April 21, 2017 / 6:09 PM / 4 months ago

Markets back Dimon not Kashkari on too-big-to-fail

Jamie Dimon, chairman and chief executive of JP Morgan Chase and Co, speaks at the 2012 Simon Graduate School of Business' New York City Conference in New York, May 3, 2012.Keith Bedford

LONDON (Reuters Breakingviews) - Two top bankers can’t agree on whether lenders are too big to fail. JPMorgan boss Jamie Dimon reckons the problem is solved. Fed banker Neel Kashkari disagrees, because using debt to absorb losses is flawed. Markets suggest Dimon is closer to the mark.

Dimon argues that banks will not need rescuing again because they have enough reserves and capital to be wound down. Minneapolis Federal Reserve President Kashkari reckons regulators won’t dare use so-called bail-inable debt anyway.

Kashkari has reasons to doubt. The insolvency of Lehman Brothers sent shockwaves through money and credit markets. That forced governments to rescue other lenders. He is right that using debt to fund resolutions could amplify shocks, as it is marked down.

Yet there are reasons to hope that Lehman-style contagion should be reduced.

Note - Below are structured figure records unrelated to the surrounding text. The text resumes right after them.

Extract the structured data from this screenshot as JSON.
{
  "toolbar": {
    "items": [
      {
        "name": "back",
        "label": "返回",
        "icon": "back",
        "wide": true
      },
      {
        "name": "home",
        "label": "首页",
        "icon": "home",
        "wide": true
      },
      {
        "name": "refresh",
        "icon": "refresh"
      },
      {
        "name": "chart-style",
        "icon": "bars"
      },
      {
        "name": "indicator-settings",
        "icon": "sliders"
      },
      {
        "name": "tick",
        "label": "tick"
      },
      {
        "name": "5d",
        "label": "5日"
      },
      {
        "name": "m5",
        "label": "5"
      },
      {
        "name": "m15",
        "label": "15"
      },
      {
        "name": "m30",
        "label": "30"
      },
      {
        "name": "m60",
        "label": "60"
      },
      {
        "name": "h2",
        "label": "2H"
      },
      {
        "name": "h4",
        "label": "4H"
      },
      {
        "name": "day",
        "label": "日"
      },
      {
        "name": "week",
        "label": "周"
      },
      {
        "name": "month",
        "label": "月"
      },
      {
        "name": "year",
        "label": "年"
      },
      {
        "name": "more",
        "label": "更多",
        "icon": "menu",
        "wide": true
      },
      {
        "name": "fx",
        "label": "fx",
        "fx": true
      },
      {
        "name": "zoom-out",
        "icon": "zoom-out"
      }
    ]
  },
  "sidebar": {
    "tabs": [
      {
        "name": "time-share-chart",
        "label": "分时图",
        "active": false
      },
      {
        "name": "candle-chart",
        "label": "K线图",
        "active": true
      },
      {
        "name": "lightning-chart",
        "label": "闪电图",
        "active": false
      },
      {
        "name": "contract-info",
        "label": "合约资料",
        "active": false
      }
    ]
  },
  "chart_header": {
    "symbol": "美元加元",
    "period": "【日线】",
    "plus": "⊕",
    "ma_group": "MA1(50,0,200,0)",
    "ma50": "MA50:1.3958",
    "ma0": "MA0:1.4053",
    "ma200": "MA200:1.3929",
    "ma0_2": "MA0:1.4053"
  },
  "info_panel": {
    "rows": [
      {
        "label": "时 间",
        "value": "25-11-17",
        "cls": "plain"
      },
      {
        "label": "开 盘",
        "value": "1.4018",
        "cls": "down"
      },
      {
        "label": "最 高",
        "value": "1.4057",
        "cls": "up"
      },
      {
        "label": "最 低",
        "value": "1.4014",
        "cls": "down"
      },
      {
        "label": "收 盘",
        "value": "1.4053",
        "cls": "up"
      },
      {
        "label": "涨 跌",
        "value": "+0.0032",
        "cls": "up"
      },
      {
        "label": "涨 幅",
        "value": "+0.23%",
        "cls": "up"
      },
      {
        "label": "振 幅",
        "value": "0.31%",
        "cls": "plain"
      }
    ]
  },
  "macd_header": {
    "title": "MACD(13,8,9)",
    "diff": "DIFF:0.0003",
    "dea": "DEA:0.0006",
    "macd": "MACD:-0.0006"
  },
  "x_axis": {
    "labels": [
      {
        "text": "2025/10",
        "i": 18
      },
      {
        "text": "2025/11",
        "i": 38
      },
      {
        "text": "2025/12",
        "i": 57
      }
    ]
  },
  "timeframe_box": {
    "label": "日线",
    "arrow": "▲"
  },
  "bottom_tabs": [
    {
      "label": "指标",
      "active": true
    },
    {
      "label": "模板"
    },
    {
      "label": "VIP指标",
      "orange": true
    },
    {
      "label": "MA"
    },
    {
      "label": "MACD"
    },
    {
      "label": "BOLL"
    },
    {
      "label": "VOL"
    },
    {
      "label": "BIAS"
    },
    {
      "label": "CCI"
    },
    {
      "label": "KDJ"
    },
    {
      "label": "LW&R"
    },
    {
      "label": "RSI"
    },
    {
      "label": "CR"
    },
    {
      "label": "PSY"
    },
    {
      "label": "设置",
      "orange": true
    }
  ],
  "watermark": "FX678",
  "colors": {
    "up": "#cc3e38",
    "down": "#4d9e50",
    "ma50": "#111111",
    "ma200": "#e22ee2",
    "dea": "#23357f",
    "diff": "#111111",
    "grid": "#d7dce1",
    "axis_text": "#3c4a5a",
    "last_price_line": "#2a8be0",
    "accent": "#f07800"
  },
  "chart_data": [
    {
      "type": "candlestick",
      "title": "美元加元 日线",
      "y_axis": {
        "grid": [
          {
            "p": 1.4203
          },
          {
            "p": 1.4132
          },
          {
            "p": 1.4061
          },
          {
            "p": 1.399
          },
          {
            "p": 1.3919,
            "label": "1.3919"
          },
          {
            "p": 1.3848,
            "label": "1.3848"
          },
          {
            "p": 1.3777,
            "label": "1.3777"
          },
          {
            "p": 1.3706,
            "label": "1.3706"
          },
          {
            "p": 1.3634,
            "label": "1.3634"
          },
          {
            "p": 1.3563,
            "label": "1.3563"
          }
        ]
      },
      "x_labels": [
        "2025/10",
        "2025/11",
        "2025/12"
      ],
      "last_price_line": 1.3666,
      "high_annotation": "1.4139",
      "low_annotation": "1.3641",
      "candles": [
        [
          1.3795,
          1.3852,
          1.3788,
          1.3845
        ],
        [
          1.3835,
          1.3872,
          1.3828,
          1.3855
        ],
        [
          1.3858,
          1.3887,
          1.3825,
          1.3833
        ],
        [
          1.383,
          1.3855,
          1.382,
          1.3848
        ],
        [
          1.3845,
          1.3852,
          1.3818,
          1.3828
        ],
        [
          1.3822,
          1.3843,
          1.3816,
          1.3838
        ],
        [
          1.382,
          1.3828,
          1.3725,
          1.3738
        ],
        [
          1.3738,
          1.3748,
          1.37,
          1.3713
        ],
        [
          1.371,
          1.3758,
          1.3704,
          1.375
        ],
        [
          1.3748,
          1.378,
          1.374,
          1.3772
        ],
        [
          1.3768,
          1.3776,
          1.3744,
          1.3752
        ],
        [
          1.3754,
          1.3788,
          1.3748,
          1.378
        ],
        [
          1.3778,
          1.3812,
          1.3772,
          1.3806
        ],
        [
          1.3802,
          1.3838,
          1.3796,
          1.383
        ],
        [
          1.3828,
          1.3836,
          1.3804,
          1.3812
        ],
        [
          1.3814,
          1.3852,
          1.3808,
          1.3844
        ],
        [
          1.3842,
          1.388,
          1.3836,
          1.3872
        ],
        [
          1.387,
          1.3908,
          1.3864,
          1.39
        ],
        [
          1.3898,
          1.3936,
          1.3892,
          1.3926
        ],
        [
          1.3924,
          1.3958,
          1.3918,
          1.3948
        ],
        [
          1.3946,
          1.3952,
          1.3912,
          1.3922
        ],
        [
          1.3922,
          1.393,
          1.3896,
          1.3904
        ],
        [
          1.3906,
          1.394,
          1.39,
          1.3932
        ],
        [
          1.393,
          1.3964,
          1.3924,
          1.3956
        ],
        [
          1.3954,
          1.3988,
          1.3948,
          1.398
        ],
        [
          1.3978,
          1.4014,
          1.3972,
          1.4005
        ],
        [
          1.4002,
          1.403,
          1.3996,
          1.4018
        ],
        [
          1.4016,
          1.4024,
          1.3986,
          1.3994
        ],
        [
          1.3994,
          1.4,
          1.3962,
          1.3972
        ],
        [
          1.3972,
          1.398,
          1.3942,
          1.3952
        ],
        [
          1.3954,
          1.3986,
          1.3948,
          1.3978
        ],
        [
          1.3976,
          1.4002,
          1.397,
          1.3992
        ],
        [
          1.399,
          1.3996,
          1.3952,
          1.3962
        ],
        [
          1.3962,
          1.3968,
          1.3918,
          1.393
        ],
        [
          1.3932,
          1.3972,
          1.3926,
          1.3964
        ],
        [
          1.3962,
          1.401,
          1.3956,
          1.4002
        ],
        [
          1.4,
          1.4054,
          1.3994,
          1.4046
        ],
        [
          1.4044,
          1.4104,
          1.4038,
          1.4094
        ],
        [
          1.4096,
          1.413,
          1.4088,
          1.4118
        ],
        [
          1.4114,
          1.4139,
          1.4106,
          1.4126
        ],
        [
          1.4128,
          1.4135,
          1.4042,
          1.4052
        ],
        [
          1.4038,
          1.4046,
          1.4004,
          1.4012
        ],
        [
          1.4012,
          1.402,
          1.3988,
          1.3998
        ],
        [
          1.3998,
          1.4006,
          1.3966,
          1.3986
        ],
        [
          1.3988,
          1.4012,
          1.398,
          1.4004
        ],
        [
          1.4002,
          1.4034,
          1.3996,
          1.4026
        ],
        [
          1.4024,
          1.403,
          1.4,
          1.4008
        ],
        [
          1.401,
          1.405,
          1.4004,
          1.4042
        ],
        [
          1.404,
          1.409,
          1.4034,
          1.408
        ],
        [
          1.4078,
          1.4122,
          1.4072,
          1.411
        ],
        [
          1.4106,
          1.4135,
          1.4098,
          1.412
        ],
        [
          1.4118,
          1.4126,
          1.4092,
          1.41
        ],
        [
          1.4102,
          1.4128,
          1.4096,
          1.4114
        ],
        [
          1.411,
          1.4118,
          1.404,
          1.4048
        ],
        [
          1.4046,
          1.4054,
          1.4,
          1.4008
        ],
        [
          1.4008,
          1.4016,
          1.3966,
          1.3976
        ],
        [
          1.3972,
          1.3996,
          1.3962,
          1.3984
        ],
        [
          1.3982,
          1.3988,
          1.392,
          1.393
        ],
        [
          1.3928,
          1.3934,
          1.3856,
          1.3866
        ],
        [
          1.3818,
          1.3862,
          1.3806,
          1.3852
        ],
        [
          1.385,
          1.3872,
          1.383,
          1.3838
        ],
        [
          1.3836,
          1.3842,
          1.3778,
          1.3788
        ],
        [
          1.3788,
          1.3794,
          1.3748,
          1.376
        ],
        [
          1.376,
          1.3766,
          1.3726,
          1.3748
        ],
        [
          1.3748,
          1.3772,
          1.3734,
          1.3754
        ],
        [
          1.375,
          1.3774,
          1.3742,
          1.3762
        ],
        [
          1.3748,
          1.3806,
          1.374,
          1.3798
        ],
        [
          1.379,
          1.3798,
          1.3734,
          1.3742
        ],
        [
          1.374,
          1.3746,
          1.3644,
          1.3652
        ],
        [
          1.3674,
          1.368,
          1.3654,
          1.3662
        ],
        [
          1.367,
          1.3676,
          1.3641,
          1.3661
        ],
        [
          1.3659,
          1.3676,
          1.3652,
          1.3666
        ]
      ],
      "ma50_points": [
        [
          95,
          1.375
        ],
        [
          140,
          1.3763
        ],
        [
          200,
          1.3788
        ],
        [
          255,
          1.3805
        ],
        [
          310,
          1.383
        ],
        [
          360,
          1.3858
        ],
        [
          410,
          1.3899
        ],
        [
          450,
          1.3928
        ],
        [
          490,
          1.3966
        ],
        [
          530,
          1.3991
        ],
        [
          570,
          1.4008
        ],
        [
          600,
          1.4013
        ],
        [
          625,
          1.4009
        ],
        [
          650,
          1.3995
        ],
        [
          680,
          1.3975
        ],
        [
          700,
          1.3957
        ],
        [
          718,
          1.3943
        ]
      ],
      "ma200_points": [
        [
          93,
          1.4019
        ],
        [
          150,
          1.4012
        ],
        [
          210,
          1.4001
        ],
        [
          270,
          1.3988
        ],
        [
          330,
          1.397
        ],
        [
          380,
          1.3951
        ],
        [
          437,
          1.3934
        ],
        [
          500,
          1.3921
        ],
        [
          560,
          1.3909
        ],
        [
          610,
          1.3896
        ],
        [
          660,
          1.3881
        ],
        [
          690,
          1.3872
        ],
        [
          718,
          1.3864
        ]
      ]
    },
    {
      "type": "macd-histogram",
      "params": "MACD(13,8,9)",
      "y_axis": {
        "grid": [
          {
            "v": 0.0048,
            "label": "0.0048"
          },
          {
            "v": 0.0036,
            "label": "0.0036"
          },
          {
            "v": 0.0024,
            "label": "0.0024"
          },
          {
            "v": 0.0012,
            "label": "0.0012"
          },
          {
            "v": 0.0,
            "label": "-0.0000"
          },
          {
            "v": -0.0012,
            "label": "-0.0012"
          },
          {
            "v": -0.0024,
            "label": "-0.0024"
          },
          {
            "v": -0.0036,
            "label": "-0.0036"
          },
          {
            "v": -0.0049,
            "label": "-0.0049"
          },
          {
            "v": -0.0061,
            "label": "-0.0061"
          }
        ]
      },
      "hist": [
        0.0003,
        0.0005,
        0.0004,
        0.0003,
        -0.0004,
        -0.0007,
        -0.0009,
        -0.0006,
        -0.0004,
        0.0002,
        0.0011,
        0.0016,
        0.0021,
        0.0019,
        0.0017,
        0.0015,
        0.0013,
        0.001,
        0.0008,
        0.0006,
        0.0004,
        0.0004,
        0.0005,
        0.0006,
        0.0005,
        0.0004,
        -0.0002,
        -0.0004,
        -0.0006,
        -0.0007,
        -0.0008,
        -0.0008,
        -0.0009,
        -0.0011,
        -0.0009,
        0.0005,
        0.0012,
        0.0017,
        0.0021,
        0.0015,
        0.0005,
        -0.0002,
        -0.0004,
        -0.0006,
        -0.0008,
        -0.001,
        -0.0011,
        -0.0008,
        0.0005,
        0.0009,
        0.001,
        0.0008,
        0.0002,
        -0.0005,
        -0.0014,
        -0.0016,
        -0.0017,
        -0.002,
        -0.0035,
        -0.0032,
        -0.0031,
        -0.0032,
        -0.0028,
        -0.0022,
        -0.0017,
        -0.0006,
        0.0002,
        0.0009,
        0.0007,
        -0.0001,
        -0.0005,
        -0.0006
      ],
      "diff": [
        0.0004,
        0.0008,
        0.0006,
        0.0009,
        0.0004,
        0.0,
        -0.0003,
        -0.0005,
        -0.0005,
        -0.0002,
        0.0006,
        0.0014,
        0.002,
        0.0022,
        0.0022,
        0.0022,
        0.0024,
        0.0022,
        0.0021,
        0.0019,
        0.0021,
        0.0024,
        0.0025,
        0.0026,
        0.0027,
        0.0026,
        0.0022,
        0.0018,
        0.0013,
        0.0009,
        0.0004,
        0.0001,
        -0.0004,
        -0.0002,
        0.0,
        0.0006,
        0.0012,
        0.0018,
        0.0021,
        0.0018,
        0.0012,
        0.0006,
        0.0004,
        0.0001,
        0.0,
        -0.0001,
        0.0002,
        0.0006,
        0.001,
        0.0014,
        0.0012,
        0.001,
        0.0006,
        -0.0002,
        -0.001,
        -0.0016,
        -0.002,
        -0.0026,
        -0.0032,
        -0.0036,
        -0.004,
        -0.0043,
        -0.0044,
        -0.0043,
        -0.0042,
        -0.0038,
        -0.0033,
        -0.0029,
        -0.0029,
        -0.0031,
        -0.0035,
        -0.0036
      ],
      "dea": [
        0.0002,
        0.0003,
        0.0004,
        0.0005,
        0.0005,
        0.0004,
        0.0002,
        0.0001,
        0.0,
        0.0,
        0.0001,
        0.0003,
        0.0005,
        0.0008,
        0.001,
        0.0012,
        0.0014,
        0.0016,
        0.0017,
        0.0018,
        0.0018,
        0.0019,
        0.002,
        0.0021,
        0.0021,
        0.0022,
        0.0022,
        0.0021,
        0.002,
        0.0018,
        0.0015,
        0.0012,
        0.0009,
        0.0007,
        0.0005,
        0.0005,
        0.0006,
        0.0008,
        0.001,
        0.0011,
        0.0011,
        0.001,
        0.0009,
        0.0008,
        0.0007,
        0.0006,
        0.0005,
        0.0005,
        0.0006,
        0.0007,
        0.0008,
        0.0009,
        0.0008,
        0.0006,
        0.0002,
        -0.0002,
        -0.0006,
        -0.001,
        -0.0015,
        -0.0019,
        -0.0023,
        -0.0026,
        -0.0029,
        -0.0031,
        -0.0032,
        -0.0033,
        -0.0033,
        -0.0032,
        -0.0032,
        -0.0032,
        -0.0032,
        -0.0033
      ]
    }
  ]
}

Banks are now carving out specific tranches of debt, or issuing it from separate companies to prevent resolution destabilizing their main business. Regulations deter them from owning each other’s bail-inable securities.

Banks are also better capitalized. In the 2008-09 crisis, average losses and recapitalization costs were between 6 percent and 15 percent of risk-weighted assets, according to the Financial Stability Board. In that scenario common equity would be toast, but bail-inable debt would face modest losses.

The market gives regulators some credit. U.S. banks’ credit default swaps are not baking-in a much higher chance of the government stepping in than they are for ordinary companies. The 10-year credit default swap spread on six large U.S. banks is around 110 basis points, in line with spreads on corporate company debt.

Meanwhile, investors are receiving a premium for debt that is expected to take losses in a bail-in versus that which isn’t, charging banks for the support governments once volunteered. In Europe, the spread between senior debt eligible and ineligible to be hit is about 50 basis points for Santander. Bank of America’s holding-company debt pays a premium of about 30 basis points to its bank securities. Estimates for the historic subsidy for too-big-to-fail banks range from 25 basis points to 80 basis points, according to the Bank of England.

Dimon might still be wrong. Banks haven’t yet issued enough debt. In extreme cases, losses have exceeded bail-inable reserves. Cross-border banks may prove harder to resolve if authorities squabble over losses. Yet bond investors suggest regulators cannot be relied on to wimp out.